Comet.ml is known for helping developers and data scientists in overseeing, comparing and optimizing their machine learning models. The New York-based firm launched its product recently upon culminating the TechStars-driven Amazon Alexa Accelerator program as well as raising a $2.3M seed round.
Trilogy Equity Partners in collaboration with Two Sigma Ventures, Fathom Capital, TechStars Ventures, Founders Co-op and angel investors led the exercise.
The new service by Comet.ml offers you a dashboard that combines the code of your ML experiments and their outcomes. It also enables you to improve your models through tweaking your experiments’ hyperparameters.
In fact, Comet tracks the outcomes and avails a graph of your results as you continue training your machine-learning model. Furthermore, it not only tracks your code changes but also imports them in a bid to help you compare the varying aspects of the different versions of your experiments.
Irrespective of whether they utilize Scikit Learn, Keras API, Pytorch, TensorFlow or simply write a Java code, developers can easily incorporate Comet into their ML frameworks.
When starting, developers only need to integrate the CometML tracking code to all their applications before running their experiments.
Since the service is agnostic regarding where you train your models, you can allow the rest of the team to access your results.
In essence, this means that data scientists can stick with their current development tools and workflow. Aside from that, they have a new tool that provides them insights into the excellent performance of their experiments.
According to Gideon Mendels, the chief executive officer and co-founder of CometML, the company realized that machine-learning teams look much similar to how software teams looked ten or fifteen years back.
Whereas software teams currently have version control and tools such as GitHub for sharing their code, ML teams still share their code and data via email.
Mendels added that the core problem is not discipline but rather the state of tooling. Although current tools such as GitHub are an excellent choice for software engineering, they do not fully meet the needs of machine learning teams.
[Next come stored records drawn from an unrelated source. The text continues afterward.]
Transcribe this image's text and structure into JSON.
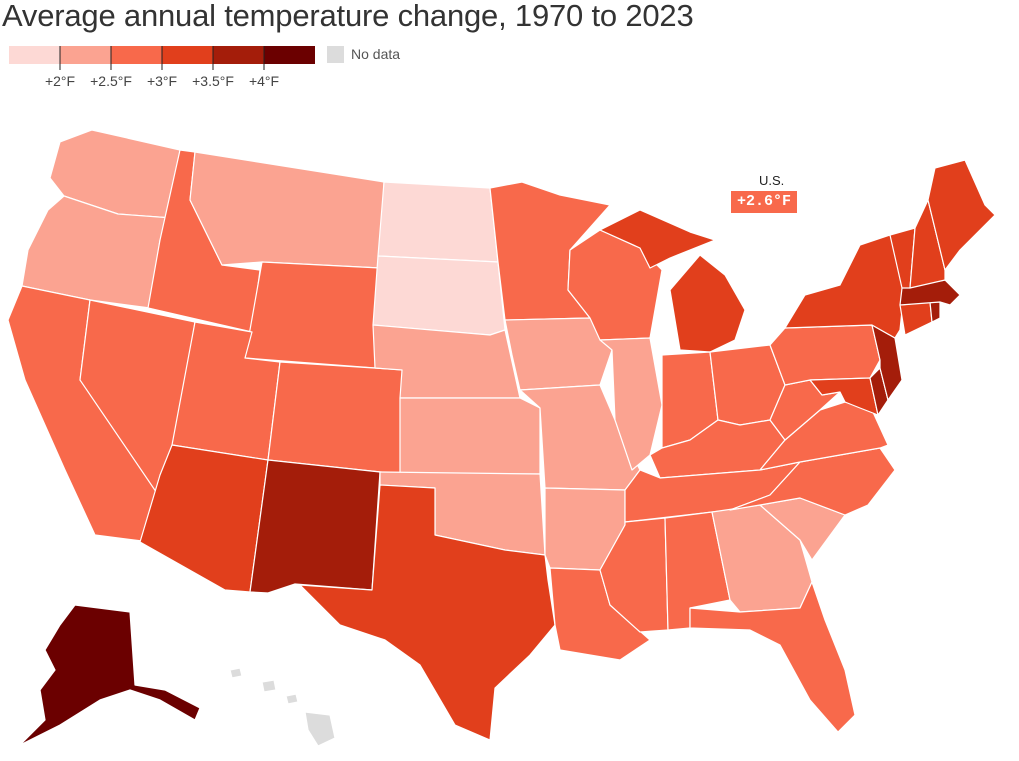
{
  "title": "Average annual temperature change, 1970 to 2023",
  "legend": {
    "colors": [
      "#fdd9d5",
      "#fba391",
      "#f8694b",
      "#e13f1c",
      "#a41d0a",
      "#6b0000"
    ],
    "ticks": [
      "+2°F",
      "+2.5°F",
      "+3°F",
      "+3.5°F",
      "+4°F"
    ],
    "no_data_label": "No data",
    "no_data_color": "#dcdcdc"
  },
  "us": {
    "label": "U.S.",
    "value": "+2.6°F",
    "color": "#f8694b"
  },
  "states": {
    "WA": 1,
    "OR": 1,
    "CA": 2,
    "NV": 2,
    "ID": 2,
    "MT": 1,
    "WY": 2,
    "UT": 2,
    "AZ": 3,
    "CO": 2,
    "NM": 4,
    "ND": 0,
    "SD": 0,
    "NE": 1,
    "KS": 1,
    "OK": 1,
    "TX": 3,
    "MN": 2,
    "IA": 1,
    "MO": 1,
    "AR": 1,
    "LA": 2,
    "WI": 2,
    "IL": 1,
    "MI": 3,
    "IN": 2,
    "OH": 2,
    "KY": 2,
    "TN": 2,
    "MS": 2,
    "AL": 2,
    "GA": 1,
    "FL": 2,
    "SC": 1,
    "NC": 2,
    "VA": 2,
    "WV": 2,
    "PA": 2,
    "NY": 3,
    "VT": 3,
    "NH": 3,
    "ME": 3,
    "MA": 4,
    "RI": 4,
    "CT": 3,
    "NJ": 4,
    "DE": 4,
    "MD": 3,
    "AK": 5,
    "HI": "nodata"
  }
}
This situation is true even though code serves as a core component of machine learning.
When closing its beta, Gideon Mendels said that Comet signed up nearly 500 data scientists including some from the leading top tire technology companies in the world. As a testament to their expertise, they have created approximately 6,000 models on the platform.
Looking forward, the team at CometML intends to provide developers with additional tools that would help them in building more accurate and better models.
However, Gideon Mendels, the company’s chief executive officer noted that the company has to get this initial building block ready before continuing with its plans.
Currently, CometML is available to all developers who may want to test it on their applications. In addition, they have two choices including the free tier that can handle unlimited public projects. On the other hand, developers or teams can use paid tiers that are similar to tools like GitHub if they desire to preserve the privacy of their project.